8. The Outdoors Helps With Seasonal Affective Disorder.
At one point throughout the year, specifically the winter time, we all suffer from SAD (Seasonal Affective Disorder), without even realizing. SAD is known as the recurring condition indicated by symptoms of anxiety, exhaustion and sadness. Cold or overcast weather, head outside and spend some time relaxing to decrease SAD’s severity and longevity.
9. Being Outdoors Gives You Your Daily Dose of Vitamin D.
Vitamin D is one of the most essential vitamins that our bodies require for functionality. Some of the things that vitamin D provides our bodies with are calcium absorption, prevention of osteoporosis, and reduction in inflammation. Vitamin D can be acquired by intake from foods such as salmon or fortified milk, however, approximately 90% of the vitamin D we get is from exposure to sunlight.

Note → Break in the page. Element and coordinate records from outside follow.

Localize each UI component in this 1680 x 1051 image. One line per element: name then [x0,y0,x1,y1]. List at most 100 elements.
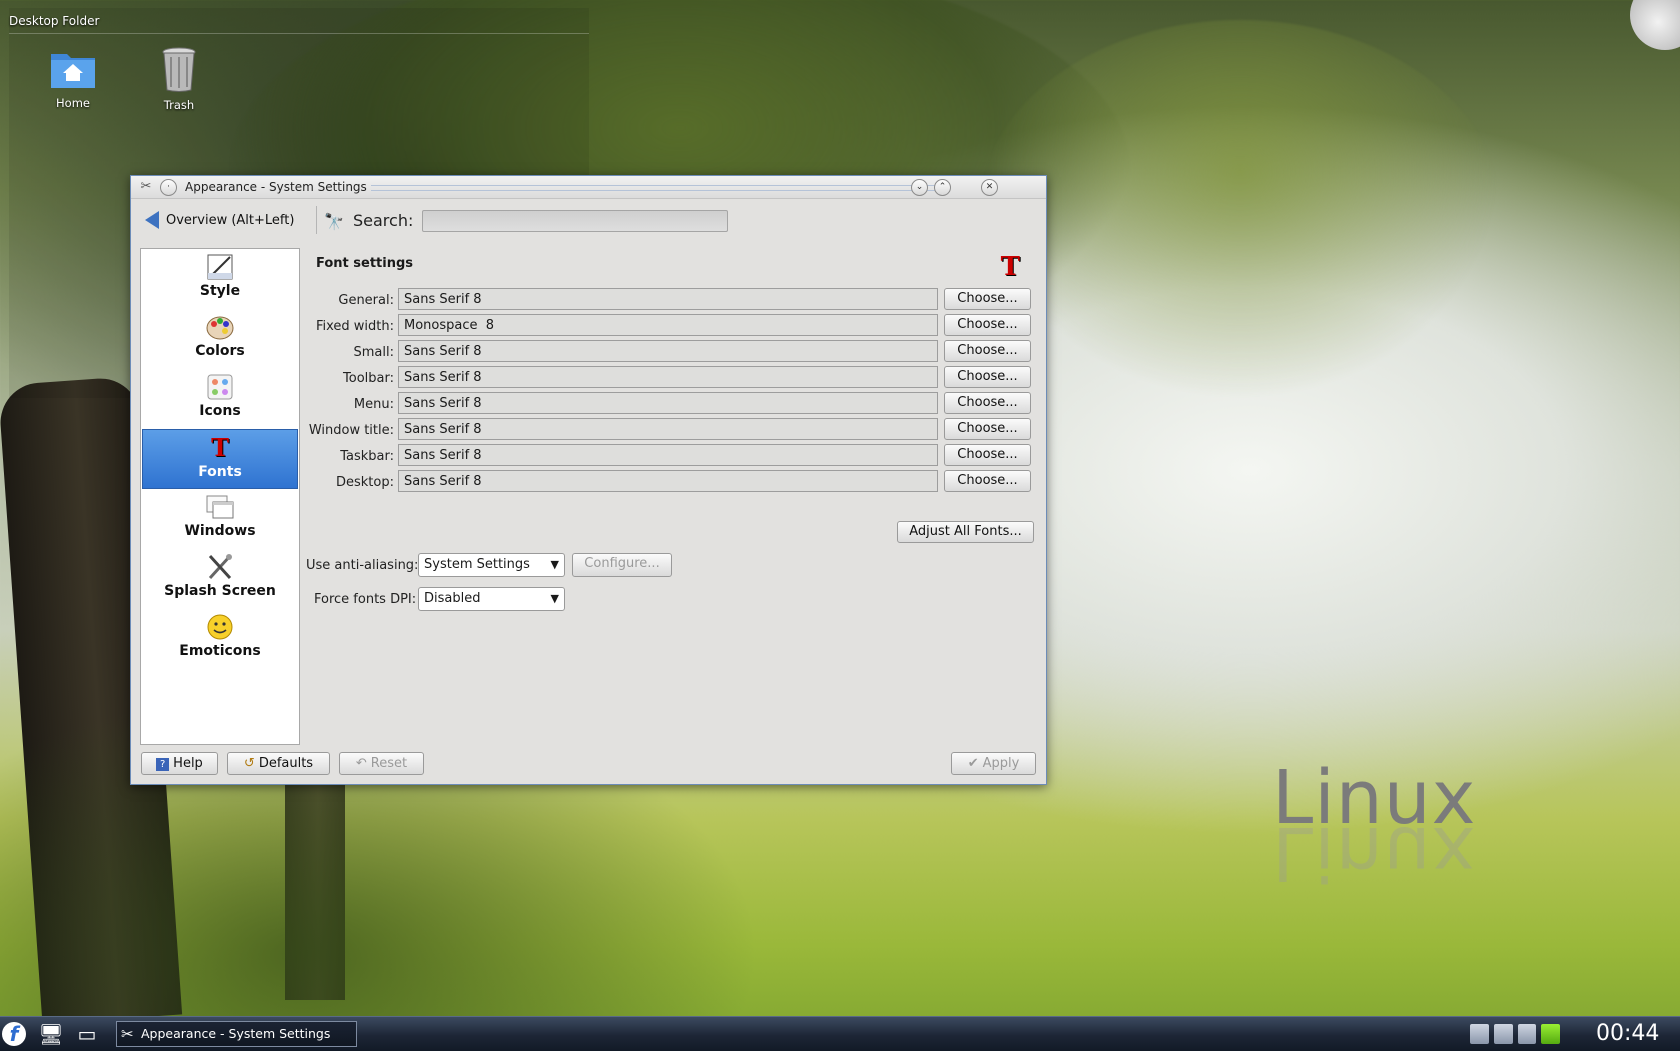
sidebar-item-fonts[interactable]: T Fonts [142,429,298,489]
sidebar-item-label: Emoticons [179,643,261,659]
sidebar-item-colors[interactable]: Colors [142,309,298,369]
desktop-folder-divider [9,33,589,34]
titlebar-stripes [371,185,946,191]
font-value-field: Sans Serif 8 [398,288,938,310]
minimize-button[interactable]: ⌄ [911,179,928,196]
font-row-desktop: Desktop: Sans Serif 8 Choose... [306,470,1034,496]
anti-aliasing-select[interactable]: System Settings ▼ [418,553,565,577]
window-title: Appearance - System Settings [185,180,367,194]
choose-button[interactable]: Choose... [944,314,1031,336]
font-row-label: Small: [353,345,395,360]
desktop-folder-title: Desktop Folder [9,14,100,28]
chevron-down-icon: ▼ [550,558,559,571]
back-arrow-icon [145,211,159,229]
taskbar: f 🖥 ▭ ✂ Appearance - System Settings 00:… [0,1016,1680,1051]
volume-icon[interactable] [1517,1024,1537,1044]
choose-button[interactable]: Choose... [944,418,1031,440]
search-input[interactable] [422,210,728,232]
clock[interactable]: 00:44 [1596,1021,1659,1046]
font-value-field: Sans Serif 8 [398,470,938,492]
trash-icon [159,46,199,92]
style-icon [142,253,298,281]
chevron-down-icon: ▼ [550,592,559,605]
desktop-corner-widget[interactable] [1630,0,1680,50]
sidebar-item-icons[interactable]: Icons [142,369,298,429]
reset-label: Reset [370,756,408,771]
force-dpi-select[interactable]: Disabled ▼ [418,587,565,611]
system-settings-window: ✂ · Appearance - System Settings ⌄ ⌃ ✕ O… [130,175,1047,785]
desktop-icon-label: Home [56,96,90,110]
sidebar-item-label: Icons [199,403,241,419]
sidebar-item-label: Windows [184,523,256,539]
font-row-toolbar: Toolbar: Sans Serif 8 Choose... [306,366,1034,392]
sidebar-item-emoticons[interactable]: Emoticons [142,609,298,669]
sidebar-item-label: Style [199,283,241,299]
battery-icon[interactable] [1541,1024,1560,1044]
font-value-field: Sans Serif 8 [398,418,938,440]
font-value-field: Sans Serif 8 [398,340,938,362]
home-folder-icon [49,46,97,90]
defaults-label: Defaults [258,756,314,771]
font-value-field: Monospace 8 [398,314,938,336]
window-titlebar[interactable]: ✂ · Appearance - System Settings ⌄ ⌃ ✕ [131,176,1046,199]
maximize-button[interactable]: ⌃ [934,179,951,196]
desktop-icon-trash[interactable]: Trash [134,46,224,112]
splash-screen-icon [142,553,298,581]
desktop-icon-home[interactable]: Home [28,46,118,110]
fonts-icon: T [211,433,229,462]
font-value-field: Sans Serif 8 [398,444,938,466]
icons-icon [142,373,298,401]
settings-tools-icon[interactable]: ✂ [138,179,154,195]
configure-button[interactable]: Configure... [572,553,672,577]
choose-button[interactable]: Choose... [944,392,1031,414]
taskbar-task-system-settings[interactable]: ✂ Appearance - System Settings [116,1021,357,1047]
toolbar-separator [316,206,317,234]
sidebar-item-windows[interactable]: Windows [142,489,298,549]
device-notifier-icon[interactable]: 🖥 [38,1022,64,1046]
font-settings-panel: Font settings T General: Sans Serif 8 Ch… [306,248,1034,743]
fonts-header-icon: T [1000,252,1020,282]
wallpaper-foliage [980,20,1500,400]
choose-button[interactable]: Choose... [944,444,1031,466]
apply-button[interactable]: ✔ Apply [951,752,1036,775]
sticky-button[interactable]: · [160,179,177,196]
close-button[interactable]: ✕ [981,179,998,196]
settings-tools-icon: ✂ [121,1025,134,1043]
sidebar-item-label: Splash Screen [164,583,276,599]
font-row-label: Desktop: [336,475,394,490]
choose-button[interactable]: Choose... [944,366,1031,388]
sidebar-item-style[interactable]: Style [142,249,298,309]
clipboard-icon[interactable] [1493,1024,1513,1044]
show-desktop-icon[interactable]: ▭ [74,1022,100,1046]
force-dpi-label: Force fonts DPI: [314,592,417,607]
help-label: Help [173,756,203,771]
help-button[interactable]: ? Help [141,752,218,775]
sidebar-item-splash-screen[interactable]: Splash Screen [142,549,298,609]
choose-button[interactable]: Choose... [944,288,1031,310]
reset-button[interactable]: ↶ Reset [339,752,424,775]
defaults-button[interactable]: ↺ Defaults [227,752,330,775]
colors-icon [142,313,298,341]
overview-button[interactable]: Overview (Alt+Left) [145,208,294,232]
sidebar-item-label: Fonts [198,464,242,480]
fedora-menu-icon[interactable]: f [2,1022,26,1046]
search-label: Search: [353,211,414,230]
font-row-label: Window title: [308,423,394,438]
font-row-taskbar: Taskbar: Sans Serif 8 Choose... [306,444,1034,470]
taskbar-task-label: Appearance - System Settings [141,1026,331,1041]
adjust-all-fonts-button[interactable]: Adjust All Fonts... [897,521,1034,543]
apply-label: Apply [982,756,1020,771]
anti-aliasing-selected: System Settings [424,557,530,572]
choose-button[interactable]: Choose... [944,340,1031,362]
checkmark-icon: ✔ [967,756,979,771]
font-row-menu: Menu: Sans Serif 8 Choose... [306,392,1034,418]
font-row-label: Menu: [353,397,394,412]
font-row-small: Small: Sans Serif 8 Choose... [306,340,1034,366]
font-row-label: Toolbar: [343,371,394,386]
overview-label: Overview (Alt+Left) [166,212,295,228]
font-row-label: Fixed width: [315,319,394,334]
network-icon[interactable] [1470,1024,1489,1044]
font-row-general: General: Sans Serif 8 Choose... [306,288,1034,314]
window-toolbar: Overview (Alt+Left) 🔭 Search: [131,199,1046,239]
choose-button[interactable]: Choose... [944,470,1031,492]
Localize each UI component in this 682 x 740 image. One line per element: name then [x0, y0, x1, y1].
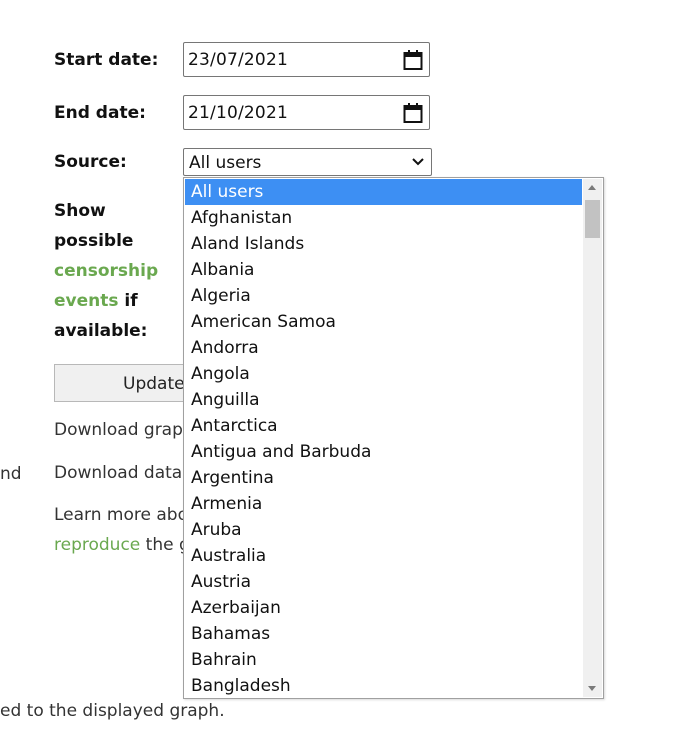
scroll-up-arrow-icon[interactable] [588, 185, 596, 190]
dropdown-option[interactable]: Antarctica [185, 413, 582, 439]
dropdown-option[interactable]: Albania [185, 257, 582, 283]
start-date-input[interactable]: 23/07/2021 [183, 42, 430, 77]
source-dropdown-list[interactable]: All users Afghanistan Aland Islands Albania… [183, 177, 604, 699]
cut-left-text: nd [0, 464, 22, 484]
dropdown-option[interactable]: Azerbaijan [185, 595, 582, 621]
source-select[interactable]: All users [183, 148, 432, 176]
calendar-icon[interactable] [403, 49, 423, 71]
dropdown-option[interactable]: Bangladesh [185, 673, 582, 698]
scroll-down-arrow-icon[interactable] [588, 686, 596, 691]
download-data-link[interactable]: Download data [54, 463, 182, 483]
dropdown-option[interactable]: Afghanistan [185, 205, 582, 231]
dropdown-option[interactable]: Armenia [185, 491, 582, 517]
censorship-events-link-line2[interactable]: events [54, 291, 119, 311]
scrollbar-thumb[interactable] [585, 200, 600, 238]
censorship-label-line5: available: [54, 321, 148, 341]
dropdown-option[interactable]: Bahamas [185, 621, 582, 647]
censorship-label-line2: possible [54, 231, 134, 251]
end-date-label: End date: [54, 103, 146, 123]
dropdown-option[interactable]: Argentina [185, 465, 582, 491]
calendar-icon[interactable] [403, 102, 423, 124]
update-button[interactable]: Update [54, 364, 194, 402]
censorship-label-line1: Show [54, 201, 106, 221]
dropdown-option[interactable]: Aland Islands [185, 231, 582, 257]
dropdown-option[interactable]: Antigua and Barbuda [185, 439, 582, 465]
dropdown-option[interactable]: Anguilla [185, 387, 582, 413]
dropdown-option-selected[interactable]: All users [185, 179, 582, 205]
reproduce-link[interactable]: reproduce [54, 535, 140, 555]
source-label: Source: [54, 152, 127, 172]
dropdown-option[interactable]: Aruba [185, 517, 582, 543]
source-select-value: All users [189, 153, 262, 173]
download-graph-link[interactable]: Download graph [54, 420, 194, 440]
start-date-value: 23/07/2021 [188, 50, 288, 70]
dropdown-option[interactable]: Australia [185, 543, 582, 569]
dropdown-option[interactable]: Angola [185, 361, 582, 387]
end-date-input[interactable]: 21/10/2021 [183, 95, 430, 130]
dropdown-option[interactable]: Algeria [185, 283, 582, 309]
censorship-if-text: if [118, 291, 138, 311]
dropdown-option[interactable]: Andorra [185, 335, 582, 361]
update-button-label: Update [123, 374, 185, 394]
dropdown-option[interactable]: American Samoa [185, 309, 582, 335]
censorship-events-link-line1[interactable]: censorship [54, 261, 158, 281]
dropdown-option[interactable]: Austria [185, 569, 582, 595]
dropdown-option[interactable]: Bahrain [185, 647, 582, 673]
dropdown-scrollbar[interactable] [583, 179, 602, 697]
censorship-label-line4: events if [54, 291, 138, 311]
end-date-value: 21/10/2021 [188, 103, 288, 123]
reproduce-line: reproduce the g [54, 535, 190, 555]
page: Start date: 23/07/2021 End date: 21/10/2… [0, 0, 682, 740]
bottom-note-text: ed to the displayed graph. [0, 701, 225, 721]
start-date-label: Start date: [54, 50, 159, 70]
chevron-down-icon [412, 158, 424, 166]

10. The Outdoors Restores Your Focus.
We all face situations where we lose focus and concentration at work. A small stroll outside for a few minutes won’t hurt in such situations. Studies suggest that walking through nature and being around nature will reinvigorate our focus.
11. The Outdoors Makes Us Better People.
We blur the line between right and wrong so often, we can’t see it clearly anymore. Psychologists suggest that exposure to nature allows us to shrug off societal pressures, allowing us to see that line clearly again and we remember the more valuable things in life such as relationships, sharing, community and family.